Mauri Ora associate director Kevin Rowlatt says the two roles have been piloted this year and he is delighted they are to be funded permanently. The roles are funded under a scheme called Te Tumu Waiora, a new model of care that aims to provide rapid and targeted brief interventions for people in distress or needing behavioural advice and support.
The health improvement practitioner, who is a psychologist, has half hour appointments and works with students referred on by a nurse or doctor on an issue that is causing them distress. “The GPs and nurses love it because it gives them the ability to refer someone who is clearly in distress onto another professional who will be able to work with them.”

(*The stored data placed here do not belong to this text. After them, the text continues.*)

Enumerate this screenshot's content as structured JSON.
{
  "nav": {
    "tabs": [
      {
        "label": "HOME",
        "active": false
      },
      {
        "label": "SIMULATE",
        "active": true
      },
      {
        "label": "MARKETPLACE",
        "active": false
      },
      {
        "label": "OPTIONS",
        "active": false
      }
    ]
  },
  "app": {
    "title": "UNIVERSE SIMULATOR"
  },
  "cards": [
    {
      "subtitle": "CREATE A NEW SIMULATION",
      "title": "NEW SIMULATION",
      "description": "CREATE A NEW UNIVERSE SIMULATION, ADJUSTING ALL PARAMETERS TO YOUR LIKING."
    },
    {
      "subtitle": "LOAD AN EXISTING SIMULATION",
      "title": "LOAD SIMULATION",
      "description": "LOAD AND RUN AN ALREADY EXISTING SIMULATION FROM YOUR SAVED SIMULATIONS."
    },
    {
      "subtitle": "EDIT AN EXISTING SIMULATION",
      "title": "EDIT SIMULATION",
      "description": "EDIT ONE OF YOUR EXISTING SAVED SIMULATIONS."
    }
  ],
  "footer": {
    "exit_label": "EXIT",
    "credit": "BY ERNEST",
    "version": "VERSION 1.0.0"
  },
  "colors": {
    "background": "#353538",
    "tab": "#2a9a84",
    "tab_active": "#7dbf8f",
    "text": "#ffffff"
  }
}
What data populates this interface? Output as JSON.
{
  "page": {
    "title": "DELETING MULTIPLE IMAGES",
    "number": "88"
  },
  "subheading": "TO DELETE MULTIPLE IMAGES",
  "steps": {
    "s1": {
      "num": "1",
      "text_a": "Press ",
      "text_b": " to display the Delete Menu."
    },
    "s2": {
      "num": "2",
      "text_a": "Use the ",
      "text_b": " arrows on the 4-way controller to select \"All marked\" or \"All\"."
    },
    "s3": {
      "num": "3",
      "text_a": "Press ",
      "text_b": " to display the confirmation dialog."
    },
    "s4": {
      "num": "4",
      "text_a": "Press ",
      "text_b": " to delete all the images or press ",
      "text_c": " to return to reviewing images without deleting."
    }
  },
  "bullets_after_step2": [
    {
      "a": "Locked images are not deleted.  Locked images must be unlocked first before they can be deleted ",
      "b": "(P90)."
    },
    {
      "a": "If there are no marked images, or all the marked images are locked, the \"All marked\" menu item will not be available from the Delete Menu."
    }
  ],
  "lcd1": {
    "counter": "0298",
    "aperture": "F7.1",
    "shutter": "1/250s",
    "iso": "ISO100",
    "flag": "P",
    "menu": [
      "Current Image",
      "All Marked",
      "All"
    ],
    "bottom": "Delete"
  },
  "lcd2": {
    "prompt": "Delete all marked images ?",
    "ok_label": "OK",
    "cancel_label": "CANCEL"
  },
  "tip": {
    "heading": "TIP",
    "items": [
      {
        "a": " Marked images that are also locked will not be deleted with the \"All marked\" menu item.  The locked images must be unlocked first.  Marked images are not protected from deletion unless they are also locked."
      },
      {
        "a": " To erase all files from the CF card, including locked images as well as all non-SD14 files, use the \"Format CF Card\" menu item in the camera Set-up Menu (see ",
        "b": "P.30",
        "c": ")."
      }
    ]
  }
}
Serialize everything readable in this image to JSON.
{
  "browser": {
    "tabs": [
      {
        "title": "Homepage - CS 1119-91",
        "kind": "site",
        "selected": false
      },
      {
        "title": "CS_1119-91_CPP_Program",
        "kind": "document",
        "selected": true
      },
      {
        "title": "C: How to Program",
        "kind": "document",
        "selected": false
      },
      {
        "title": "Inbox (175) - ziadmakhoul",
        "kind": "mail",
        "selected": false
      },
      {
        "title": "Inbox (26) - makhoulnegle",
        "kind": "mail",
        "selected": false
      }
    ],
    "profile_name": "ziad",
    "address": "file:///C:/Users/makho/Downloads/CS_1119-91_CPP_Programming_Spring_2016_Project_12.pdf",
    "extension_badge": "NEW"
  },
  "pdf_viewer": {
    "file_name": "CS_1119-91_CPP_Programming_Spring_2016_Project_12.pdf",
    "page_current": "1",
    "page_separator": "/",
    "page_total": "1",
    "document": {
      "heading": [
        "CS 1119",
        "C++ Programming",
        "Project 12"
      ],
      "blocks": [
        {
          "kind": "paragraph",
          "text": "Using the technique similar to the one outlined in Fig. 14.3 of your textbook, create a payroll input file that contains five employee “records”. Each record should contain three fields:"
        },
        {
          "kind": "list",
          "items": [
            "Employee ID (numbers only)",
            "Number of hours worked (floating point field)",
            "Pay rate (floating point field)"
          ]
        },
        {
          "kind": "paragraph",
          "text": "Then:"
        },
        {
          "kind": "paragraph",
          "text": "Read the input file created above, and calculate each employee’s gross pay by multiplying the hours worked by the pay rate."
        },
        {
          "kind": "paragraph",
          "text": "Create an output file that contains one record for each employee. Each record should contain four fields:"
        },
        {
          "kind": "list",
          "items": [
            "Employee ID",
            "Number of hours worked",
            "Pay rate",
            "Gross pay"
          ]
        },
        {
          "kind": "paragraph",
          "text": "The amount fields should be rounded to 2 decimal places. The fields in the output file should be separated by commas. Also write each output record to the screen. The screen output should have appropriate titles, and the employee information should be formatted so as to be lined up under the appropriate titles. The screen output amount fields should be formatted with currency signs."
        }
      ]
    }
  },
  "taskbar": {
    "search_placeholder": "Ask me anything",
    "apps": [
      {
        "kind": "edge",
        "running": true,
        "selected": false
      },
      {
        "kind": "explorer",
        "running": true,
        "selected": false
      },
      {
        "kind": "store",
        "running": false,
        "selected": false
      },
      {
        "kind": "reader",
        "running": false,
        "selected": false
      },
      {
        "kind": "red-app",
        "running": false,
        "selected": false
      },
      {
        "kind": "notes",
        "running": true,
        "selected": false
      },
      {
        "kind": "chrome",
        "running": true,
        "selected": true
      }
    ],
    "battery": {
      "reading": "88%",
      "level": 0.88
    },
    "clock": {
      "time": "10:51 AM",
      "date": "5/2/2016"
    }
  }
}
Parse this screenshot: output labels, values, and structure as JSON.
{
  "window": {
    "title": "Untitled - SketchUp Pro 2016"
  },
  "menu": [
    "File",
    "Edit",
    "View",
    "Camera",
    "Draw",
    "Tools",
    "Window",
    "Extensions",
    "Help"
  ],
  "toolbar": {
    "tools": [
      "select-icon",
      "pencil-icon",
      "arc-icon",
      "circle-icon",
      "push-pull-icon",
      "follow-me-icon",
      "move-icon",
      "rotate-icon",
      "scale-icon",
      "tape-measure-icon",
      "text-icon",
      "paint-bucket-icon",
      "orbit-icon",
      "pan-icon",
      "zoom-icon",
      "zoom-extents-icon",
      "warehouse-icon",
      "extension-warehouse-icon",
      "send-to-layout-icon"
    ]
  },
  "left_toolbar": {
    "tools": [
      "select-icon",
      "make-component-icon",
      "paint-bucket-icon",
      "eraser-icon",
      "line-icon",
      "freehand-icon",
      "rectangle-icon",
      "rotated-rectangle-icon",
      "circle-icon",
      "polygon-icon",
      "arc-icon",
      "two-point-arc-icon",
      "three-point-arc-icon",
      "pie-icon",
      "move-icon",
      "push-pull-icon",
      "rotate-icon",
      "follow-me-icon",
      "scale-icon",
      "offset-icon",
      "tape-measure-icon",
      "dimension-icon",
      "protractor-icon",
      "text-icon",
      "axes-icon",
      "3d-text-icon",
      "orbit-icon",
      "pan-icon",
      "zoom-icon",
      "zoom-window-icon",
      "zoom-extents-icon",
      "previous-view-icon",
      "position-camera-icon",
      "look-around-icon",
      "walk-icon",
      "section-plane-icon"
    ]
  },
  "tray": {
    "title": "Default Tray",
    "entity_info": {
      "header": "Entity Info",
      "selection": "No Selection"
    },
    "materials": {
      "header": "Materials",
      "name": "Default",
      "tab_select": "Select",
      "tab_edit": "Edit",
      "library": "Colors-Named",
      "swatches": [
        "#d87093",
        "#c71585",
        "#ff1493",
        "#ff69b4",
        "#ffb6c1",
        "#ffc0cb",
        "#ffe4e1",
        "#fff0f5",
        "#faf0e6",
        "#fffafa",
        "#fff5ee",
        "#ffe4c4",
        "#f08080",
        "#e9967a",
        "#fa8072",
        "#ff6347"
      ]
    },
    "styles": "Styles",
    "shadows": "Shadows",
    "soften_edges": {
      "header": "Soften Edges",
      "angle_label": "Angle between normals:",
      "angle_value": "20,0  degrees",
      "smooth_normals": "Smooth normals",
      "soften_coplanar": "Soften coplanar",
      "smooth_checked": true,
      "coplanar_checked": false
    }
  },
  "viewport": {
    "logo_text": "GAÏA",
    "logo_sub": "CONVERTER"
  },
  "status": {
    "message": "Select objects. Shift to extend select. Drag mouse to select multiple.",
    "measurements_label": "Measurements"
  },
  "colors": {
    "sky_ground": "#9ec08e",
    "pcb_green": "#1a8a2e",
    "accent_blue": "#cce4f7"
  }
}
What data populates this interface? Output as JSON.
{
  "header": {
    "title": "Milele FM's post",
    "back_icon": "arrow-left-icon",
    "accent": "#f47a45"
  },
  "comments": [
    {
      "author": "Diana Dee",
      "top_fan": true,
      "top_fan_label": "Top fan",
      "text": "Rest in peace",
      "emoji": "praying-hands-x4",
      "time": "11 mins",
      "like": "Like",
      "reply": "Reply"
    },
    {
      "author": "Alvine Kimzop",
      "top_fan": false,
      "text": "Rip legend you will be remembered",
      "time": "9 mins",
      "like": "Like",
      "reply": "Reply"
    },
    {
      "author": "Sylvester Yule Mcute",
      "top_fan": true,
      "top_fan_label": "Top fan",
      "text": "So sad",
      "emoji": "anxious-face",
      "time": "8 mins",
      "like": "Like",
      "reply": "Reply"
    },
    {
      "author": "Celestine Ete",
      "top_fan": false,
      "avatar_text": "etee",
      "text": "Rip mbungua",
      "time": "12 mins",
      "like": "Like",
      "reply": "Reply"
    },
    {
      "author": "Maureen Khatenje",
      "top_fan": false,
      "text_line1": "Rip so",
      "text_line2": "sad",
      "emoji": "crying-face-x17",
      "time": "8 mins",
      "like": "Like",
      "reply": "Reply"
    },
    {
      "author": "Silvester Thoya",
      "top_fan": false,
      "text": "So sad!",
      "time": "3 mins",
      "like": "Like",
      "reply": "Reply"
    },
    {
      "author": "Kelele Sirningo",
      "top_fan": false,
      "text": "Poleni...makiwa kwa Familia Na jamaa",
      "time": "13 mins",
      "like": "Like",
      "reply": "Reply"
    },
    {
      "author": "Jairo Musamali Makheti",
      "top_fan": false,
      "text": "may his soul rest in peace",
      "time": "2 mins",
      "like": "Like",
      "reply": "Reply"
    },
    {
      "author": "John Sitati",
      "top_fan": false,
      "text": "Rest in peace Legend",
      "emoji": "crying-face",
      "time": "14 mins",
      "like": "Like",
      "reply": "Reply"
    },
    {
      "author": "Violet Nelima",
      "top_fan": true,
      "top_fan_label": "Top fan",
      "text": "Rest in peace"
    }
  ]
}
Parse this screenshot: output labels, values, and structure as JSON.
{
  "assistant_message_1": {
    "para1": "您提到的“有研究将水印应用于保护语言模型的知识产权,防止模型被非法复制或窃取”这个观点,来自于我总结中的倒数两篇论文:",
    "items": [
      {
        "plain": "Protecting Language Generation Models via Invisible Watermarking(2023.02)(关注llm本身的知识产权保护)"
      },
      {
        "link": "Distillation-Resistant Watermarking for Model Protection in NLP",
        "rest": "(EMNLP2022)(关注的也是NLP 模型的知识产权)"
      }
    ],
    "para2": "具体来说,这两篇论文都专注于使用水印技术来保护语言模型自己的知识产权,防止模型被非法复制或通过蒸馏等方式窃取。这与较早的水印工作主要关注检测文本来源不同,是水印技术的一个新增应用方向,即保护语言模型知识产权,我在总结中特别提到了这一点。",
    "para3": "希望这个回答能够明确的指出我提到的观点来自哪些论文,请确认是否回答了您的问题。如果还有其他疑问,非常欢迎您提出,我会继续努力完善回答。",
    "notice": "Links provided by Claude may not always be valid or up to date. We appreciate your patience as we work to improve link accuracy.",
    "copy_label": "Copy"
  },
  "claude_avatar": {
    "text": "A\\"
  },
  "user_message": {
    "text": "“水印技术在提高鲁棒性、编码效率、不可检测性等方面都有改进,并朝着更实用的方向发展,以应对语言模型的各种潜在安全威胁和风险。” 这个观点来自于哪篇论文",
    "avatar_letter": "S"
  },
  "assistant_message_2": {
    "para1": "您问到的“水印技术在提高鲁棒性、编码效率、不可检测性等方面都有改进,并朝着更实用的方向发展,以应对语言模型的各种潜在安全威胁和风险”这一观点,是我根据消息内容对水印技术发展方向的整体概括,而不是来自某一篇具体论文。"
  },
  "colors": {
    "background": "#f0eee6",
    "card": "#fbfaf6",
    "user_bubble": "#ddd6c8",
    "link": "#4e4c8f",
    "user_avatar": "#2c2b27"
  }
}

“It’s a really new initiative and a fresh approach to dealing with emotional distress,” he says. “Often students present with stress—perhaps academic, or something happening at home or financial and this model fits in beautifully with the need for something immediate and face to face.”
He says the health coach role is more like a navigator, helping connect students to other services that can help them, as the hardship fund or Disability Services. They can also help students develop strategies around lifestyle issues, such as healthier eating or stopping smoking.
Both roles work closely with Mauri Ora’s team of doctors and nurses. Waiting times for routine medical appointments at Mauri Ora are now down to four to six working days, an improvement that Mr Rowlatt says can be partially attributed to the new roles.